The veracity of David Marr's revelations of a university level Tony Abbott punching a wall because he didn't like the outcome of an election was hotly contested. Witnesses gave evidence for the prosecution and defence, but in the court of public opinion it wasn't a stretch to convict. People bought the story because, for the two years since the last federal election, Tony metaphorically punched walls across the country because he didn't like the outcome. It didn't help that in both cases his opponents were women.

In politics it matters surprisingly little what you tell people you're going to do or even what you've already done. No policy ever works out the way it was planned and, hell, no politician is presumed to be good to their word anyway. The Republicans may say they will reach out to minorities, but until their policies and behaviour reflect it, it's just another empty bumper sticker promise.

But unlike the Republicans, Tony has learnt the lesson of appearances.
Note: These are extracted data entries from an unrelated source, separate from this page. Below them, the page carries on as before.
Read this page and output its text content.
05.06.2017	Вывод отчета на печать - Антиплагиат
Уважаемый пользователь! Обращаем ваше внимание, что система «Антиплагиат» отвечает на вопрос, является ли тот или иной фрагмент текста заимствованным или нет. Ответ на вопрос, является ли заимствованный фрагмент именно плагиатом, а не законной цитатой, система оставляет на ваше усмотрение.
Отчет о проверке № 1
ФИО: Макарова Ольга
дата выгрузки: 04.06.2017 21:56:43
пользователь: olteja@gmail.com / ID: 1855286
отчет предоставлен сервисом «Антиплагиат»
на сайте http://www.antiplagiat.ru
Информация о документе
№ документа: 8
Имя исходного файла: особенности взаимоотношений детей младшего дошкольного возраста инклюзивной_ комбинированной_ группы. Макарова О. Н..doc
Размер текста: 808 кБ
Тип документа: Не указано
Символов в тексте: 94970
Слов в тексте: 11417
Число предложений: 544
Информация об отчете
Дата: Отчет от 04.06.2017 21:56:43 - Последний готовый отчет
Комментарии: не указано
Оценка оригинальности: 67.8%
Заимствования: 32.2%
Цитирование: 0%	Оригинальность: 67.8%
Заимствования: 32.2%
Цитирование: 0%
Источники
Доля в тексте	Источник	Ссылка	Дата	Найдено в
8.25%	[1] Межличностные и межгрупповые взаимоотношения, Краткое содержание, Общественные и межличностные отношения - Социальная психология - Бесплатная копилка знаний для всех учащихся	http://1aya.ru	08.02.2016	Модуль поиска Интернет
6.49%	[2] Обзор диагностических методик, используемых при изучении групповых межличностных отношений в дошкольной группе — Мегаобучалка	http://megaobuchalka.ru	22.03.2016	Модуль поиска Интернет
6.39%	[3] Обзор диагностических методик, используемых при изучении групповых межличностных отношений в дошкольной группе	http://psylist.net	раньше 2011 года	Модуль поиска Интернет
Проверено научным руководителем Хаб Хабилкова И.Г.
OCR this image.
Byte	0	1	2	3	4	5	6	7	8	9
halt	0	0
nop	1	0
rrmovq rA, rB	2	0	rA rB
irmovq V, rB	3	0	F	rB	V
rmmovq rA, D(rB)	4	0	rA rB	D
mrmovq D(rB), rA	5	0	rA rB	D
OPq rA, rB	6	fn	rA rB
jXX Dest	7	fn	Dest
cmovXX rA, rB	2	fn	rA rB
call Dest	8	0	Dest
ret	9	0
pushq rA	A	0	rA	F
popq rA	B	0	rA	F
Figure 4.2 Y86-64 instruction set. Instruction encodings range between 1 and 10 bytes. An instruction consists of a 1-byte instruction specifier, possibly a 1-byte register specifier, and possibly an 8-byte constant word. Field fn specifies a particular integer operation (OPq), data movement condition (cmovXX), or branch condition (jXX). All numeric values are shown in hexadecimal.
Since the beginning of the year, locking onto a Coalition policy has been about as easy as nailing jelly to the ceiling. Until this week. In the face of public criticism from his own party and big business, the Opposition Leader stuck by his plan to offer a Rolls Royce paid parental leave scheme. Despite the cost on business and criticism that it seriously favours the wealthy over the many, the renowned pugilist was happy to fight for the equality of women.

There were, of course, the usual verbal distractions. Comparing a female executive's paid parental leave to a male executive's holiday pay provided fodder for our program and laughs for our audience. And declaring a desire for "women of that calibre to have families" like he was the host of some weird reproductive version of The Apprentice attracted its fair share of criticism. And rolling of eyes. And of people asking what a woman of that calibre looks like anyway. But it also attracted its fair share of support. Not only from women but feminists. And by any reasonable analysis, that is an effective bit of outreach.